Lire, vivre sont des aventures. Il faut s'y préparer. S'y abandonner aussi. Avec la maestria de Jeanne Benameur, on n'en finirait plus d'interroger le ciel. Et il y a urgence.
Il y a toujours trop de monde dans les couloirs.
Couloirs. Couloirs. Du latin colare : couler, s'écouler. Dans les couloirs, les corps devraient s'écouler. Comme de l'eau. C'est l'étymologie.
On voudrait bien.
Glisser son corps au milieu des autres, fluide. De face, impossible. Il faut biaiser. En avant ! les épaules à l'égyptienne. Ça passe, un peu. Et puis, tôt ou tard, la masse fait pression plus fort.

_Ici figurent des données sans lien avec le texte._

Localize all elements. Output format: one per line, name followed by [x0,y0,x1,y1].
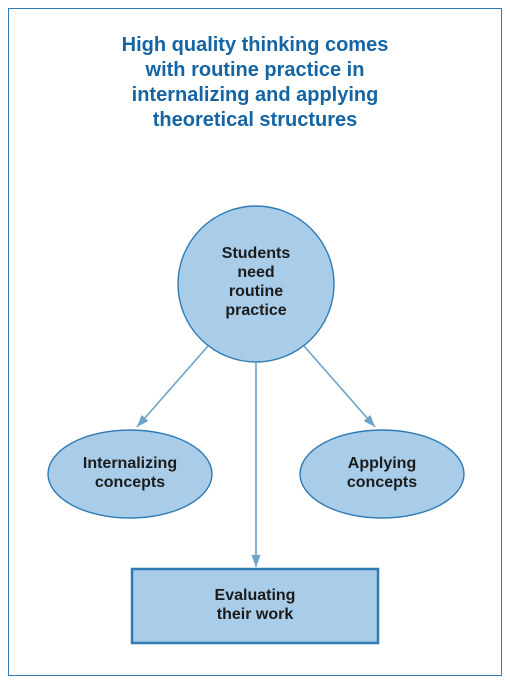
page: High quality thinking comeswith routine … [0,0,510,684]
bottom-rect [132,569,378,643]
shapes-layer [9,9,501,675]
bottom-rect-shape [132,569,378,643]
arrow-line-2 [304,346,375,427]
right-ellipse [300,430,464,518]
center-circle [178,206,334,362]
right-ellipse-shape [300,430,464,518]
arrow-head-1 [252,555,261,567]
left-ellipse-shape [48,430,212,518]
left-ellipse [48,430,212,518]
arrow-line-0 [137,346,208,427]
center-circle-shape [178,206,334,362]
diagram-frame: High quality thinking comeswith routine … [8,8,502,676]
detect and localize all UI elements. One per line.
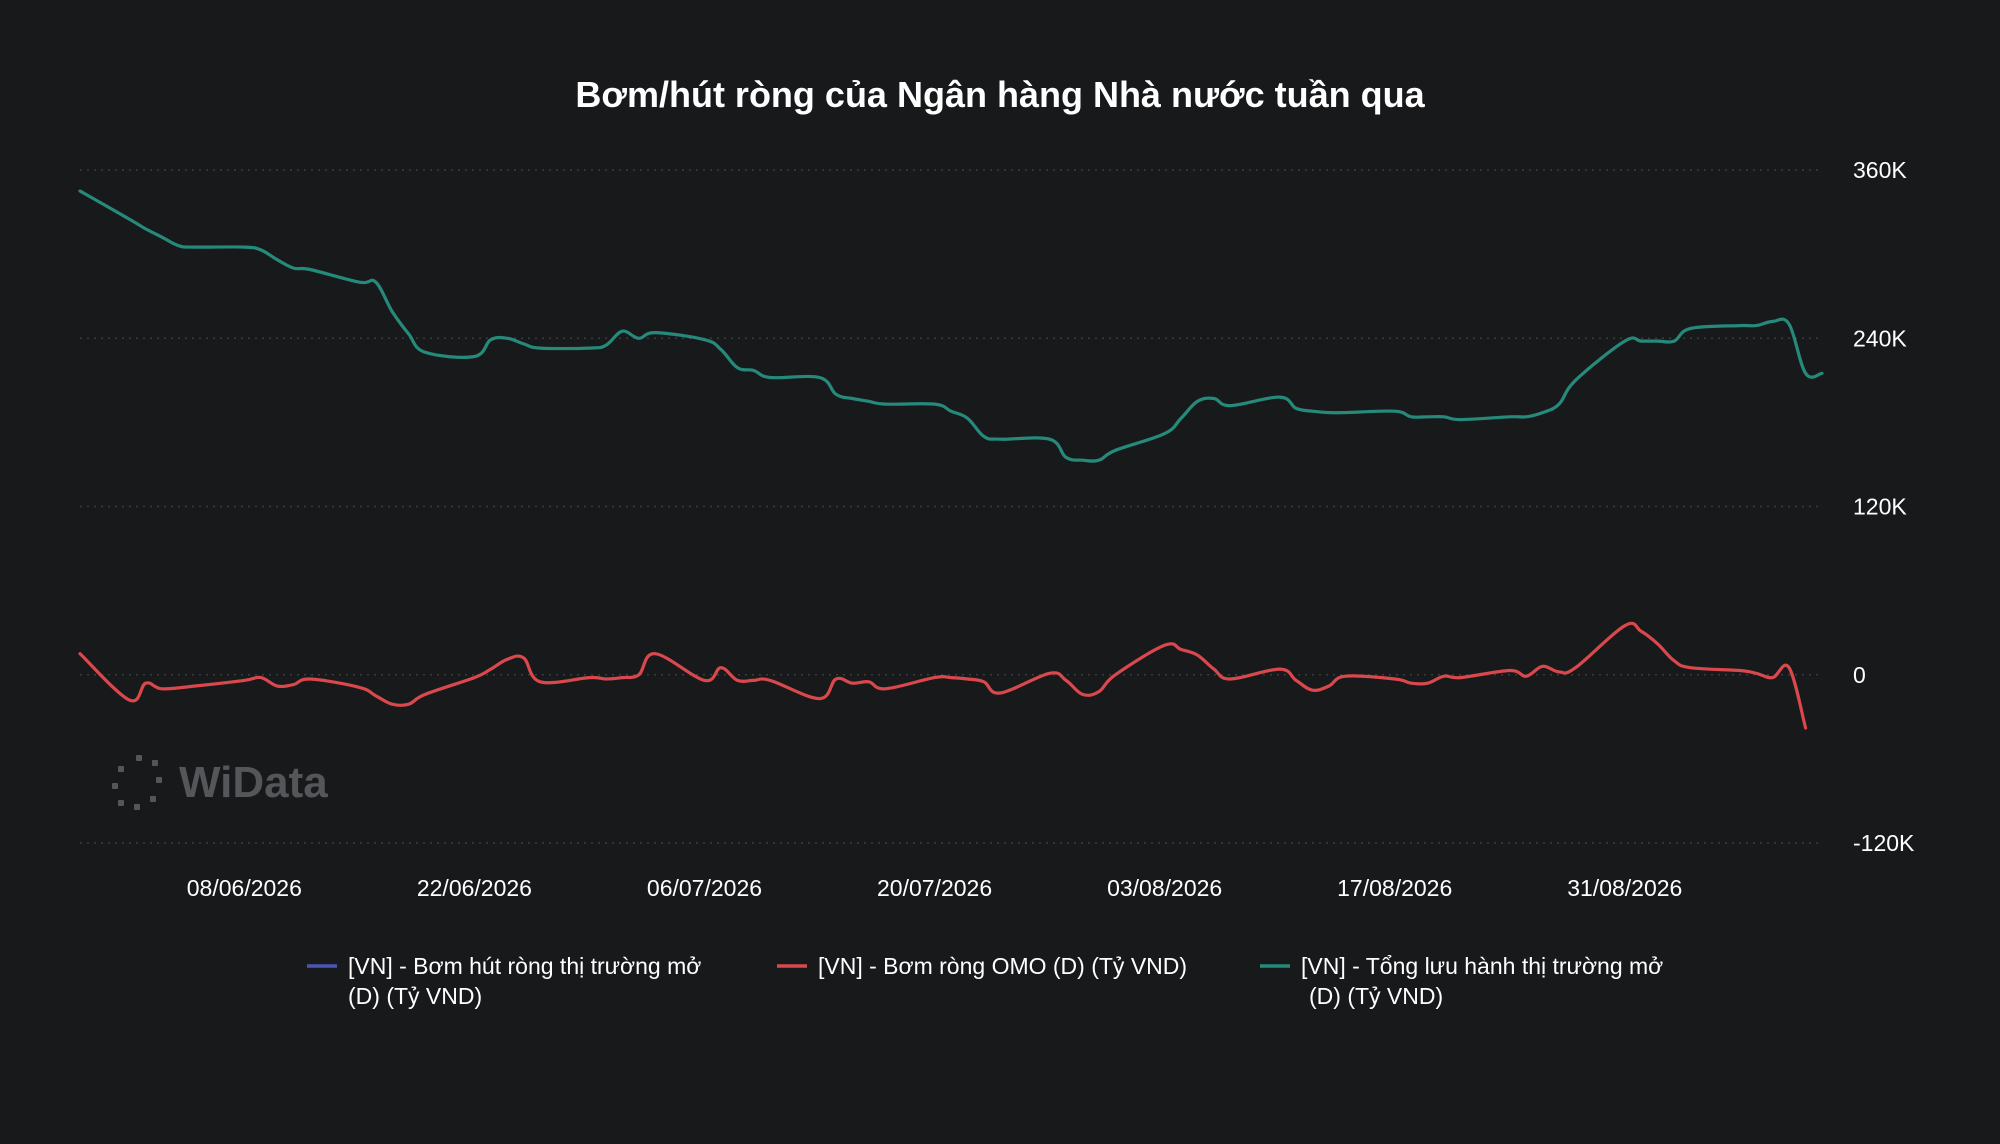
y-tick-label: 240K	[1853, 325, 1907, 351]
widata-logo-icon	[112, 755, 162, 810]
legend: [VN] - Bơm hút ròng thị trường mở (D) (Tỷ…	[307, 953, 1663, 1009]
x-tick-label: 31/08/2026	[1567, 875, 1682, 901]
watermark-text: WiData	[179, 758, 328, 807]
legend-item-2[interactable]: [VN] - Bơm ròng OMO (D) (Tỷ VND)	[777, 953, 1187, 979]
x-tick-label: 22/06/2026	[417, 875, 532, 901]
x-axis-ticks: 08/06/2026 22/06/2026 06/07/2026 20/07/2026…	[187, 875, 1683, 901]
x-tick-label: 20/07/2026	[877, 875, 992, 901]
x-tick-label: 03/08/2026	[1107, 875, 1222, 901]
legend-label: [VN] - Bơm ròng OMO (D) (Tỷ VND)	[818, 953, 1187, 979]
legend-label: [VN] - Tổng lưu hành thị trường mở	[1301, 953, 1663, 979]
legend-label: [VN] - Bơm hút ròng thị trường mở	[348, 953, 701, 979]
legend-item-1[interactable]: [VN] - Bơm hút ròng thị trường mở (D) (Tỷ…	[307, 953, 701, 1009]
x-tick-label: 08/06/2026	[187, 875, 302, 901]
x-tick-label: 17/08/2026	[1337, 875, 1452, 901]
legend-item-3[interactable]: [VN] - Tổng lưu hành thị trường mở (D) (T…	[1260, 953, 1663, 1009]
watermark: WiData	[112, 755, 328, 810]
legend-label: (D) (Tỷ VND)	[1309, 983, 1443, 1009]
legend-label: (D) (Tỷ VND)	[348, 983, 482, 1009]
y-tick-label: 120K	[1853, 494, 1907, 520]
y-tick-label: 0	[1853, 662, 1866, 688]
y-tick-label: -120K	[1853, 830, 1915, 856]
series-line-2	[78, 621, 1808, 730]
y-axis-ticks: 360K 240K 120K 0 -120K	[1853, 157, 1915, 856]
series-lines	[78, 189, 1824, 730]
series-line-3	[78, 189, 1824, 463]
y-tick-label: 360K	[1853, 157, 1907, 183]
x-tick-label: 06/07/2026	[647, 875, 762, 901]
chart-title: Bơm/hút ròng của Ngân hàng Nhà nước tuần…	[575, 74, 1425, 115]
grid-lines	[80, 169, 1822, 844]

Même de biais, on n'arrive plus. On a du mal à respirer. C'est la dynamique du trop.
Dans les couloirs, on est réduit.
C'est peut-être pour ça que les enfants se poussent.
Les enfants, leur dynamique à eux est verticale. De la plante des pieds à la tête, ils se dressent, cherchent à voir au-dessus de la tête des autres, plus loin. Ils résistent. Peu importe le nombre. Les épaules en avant. Cohue, cris. C'est joyeux ou ça pleurniche, coude dans une côte, pied écrasé. Qui a commencé ?
Les profs n'aiment pas être pris là-dedans.
Les profs ont déjà eu le corps resserré dans les couloirs du métro. Ils ont déjà dû faire paquet avec les autres, cartable pendule au bout du bras, toujours trop lourd. Impossible de jeter un coup d'oeil sur la montre : le poignet ne peut plus se frayer de chemin. Ils ont poussé aussi, comme les gamins, contents de se trouver une place assise. Mais les épaules sont lasses.